5 – Non esiste una stagionalità dei pesci. Vero o falso? Anche per i pesci esiste una stagionalità, se si rispettano i tempi di riproduzione e se si sceglie di acquistare specie provenienti dai mari a noi più vicini. D’inverno va bene consumare triglia, sarago, sardina, ricciola, pagello, alice, pescatrice, palamita, sgombro, vongola verace, rombo chiodato, polpo, seppia e lampuga. In primavera; sugarello, sgombro, gallinella, spigola, sarago, leccia, palamita e pagello. In autunno: alalunga, spigola, triglia, rombo chiodato, gallinella e lampuga. D’estate: sugarello, sogliola, orata, ricciola, spigola, gallinella, sarago, sardina e alici. Cefali, mormore, zerri e occhiate si possono mangiare tutto l’anno.

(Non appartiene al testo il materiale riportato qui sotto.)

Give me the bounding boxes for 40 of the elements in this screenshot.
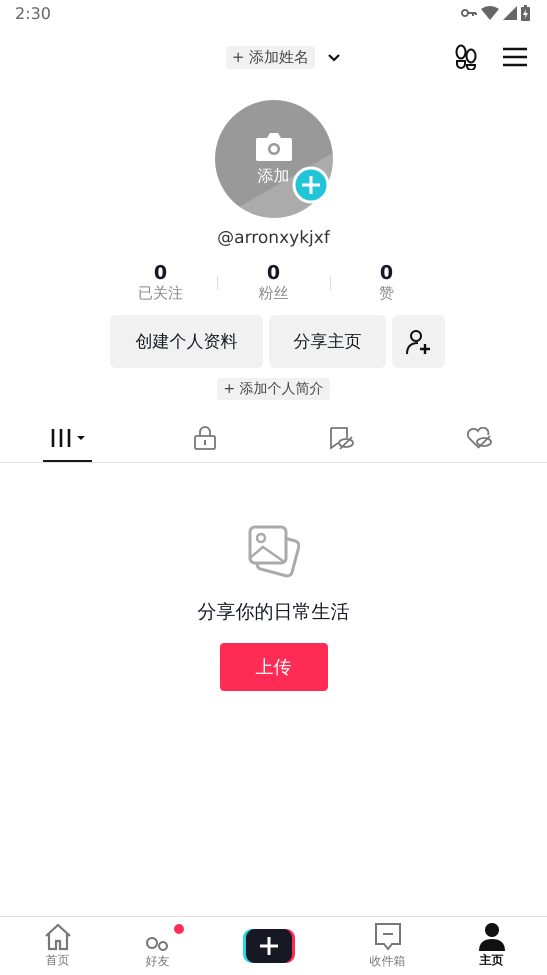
menu-icon[interactable]	[503, 47, 527, 67]
create-profile-button[interactable]: 创建个人资料	[110, 315, 263, 368]
inbox-icon	[374, 922, 402, 952]
battery-icon	[521, 5, 530, 21]
profile-icon	[478, 923, 504, 951]
upload-button[interactable]: 上传	[220, 643, 328, 691]
stat-count: 0	[266, 262, 280, 284]
create-button[interactable]	[242, 929, 296, 963]
nav-tab[interactable]: 首页	[42, 923, 72, 969]
key-icon	[461, 8, 477, 18]
nav-tab[interactable]: 主页	[478, 923, 504, 969]
signal-icon	[503, 6, 517, 20]
wifi-icon	[481, 6, 499, 20]
username: @arronxykjxf	[216, 228, 332, 248]
friends-icon	[146, 936, 170, 952]
nav-tab[interactable]: 好友	[146, 922, 170, 970]
chevron-down-icon[interactable]	[327, 52, 342, 62]
add-name-chip[interactable]: + 添加姓名	[226, 46, 316, 68]
stat-label: 粉丝	[258, 284, 288, 303]
stat-label: 赞	[379, 284, 394, 303]
stat-count: 0	[380, 262, 394, 284]
status-time: 2:30	[15, 4, 51, 22]
add-photo-label: 添加	[258, 166, 290, 186]
stat-count: 0	[154, 262, 168, 284]
heart-hidden-icon	[466, 427, 492, 449]
add-friend-button[interactable]	[392, 315, 445, 368]
nav-tab[interactable]: 收件箱	[370, 922, 406, 970]
plus-icon	[242, 929, 296, 963]
home-icon	[42, 923, 72, 951]
bookmark-hidden-icon	[328, 426, 354, 450]
grid-icon	[50, 428, 84, 448]
footprints-icon[interactable]	[454, 44, 478, 70]
empty-message: 分享你的日常生活	[198, 600, 350, 625]
add-bio-chip[interactable]: + 添加个人简介	[217, 378, 330, 400]
stat-label: 已关注	[138, 284, 183, 303]
lock-icon	[194, 426, 216, 450]
photos-icon	[248, 525, 300, 579]
share-profile-button[interactable]: 分享主页	[269, 315, 386, 368]
camera-icon	[254, 132, 292, 162]
person-plus-icon	[404, 328, 432, 354]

6 – Vongole e cozze sono inquinate. Vero o falso? Falso. Largo quindi a cozze, vongole e ostriche! Sono le specie allevate da privilegiare per gusto, facilità di preparazione e proprietà nutrizionali. Scegliendole non andiamo a stressare i soliti cinque pesci pescati che consumiamo, perché la mitilicoltura è la forma di allevamento più sostenibile. Inoltre si nutrono dei microrganismi presenti nell’acqua, filtrandola, e non necessitano di mangimi. È però necessario che l’ambiente di allevamento sia sicuro. Come tutti i molluschi, devono essere venduti in reti sigillate, recanti un’etichetta che ne indichi varietà, scadenza e provenienza.

7 – Mangiare più pesce fa bene alla salute. Vero o falso? Nutrizionisti e dietologi consigliano di consumare più pesce per il contenuto di Omega-3. Ma sappiamo che la pesca è un settore al collasso. Forse dovremmo ripensare i nostri consumi di pesce per rendere la dieta mediterranea più sostenibile. Come? Valorizzando le fonti alternative di Omega-3 (i semi per esempio), i pesci stagionali e a ciclo vitale breve, poco conosciuti e meno costosi, per i quali il prezzo non corrisponde al valore nutrizionale. E poi ci sono i “non pesci”, le alternative che il mare ci offre senza intaccare gli ecosistemi acquatici: molluschi e crostacei e, perché no?, anche meduse e alghe, per i più coraggiosi sperimentatori.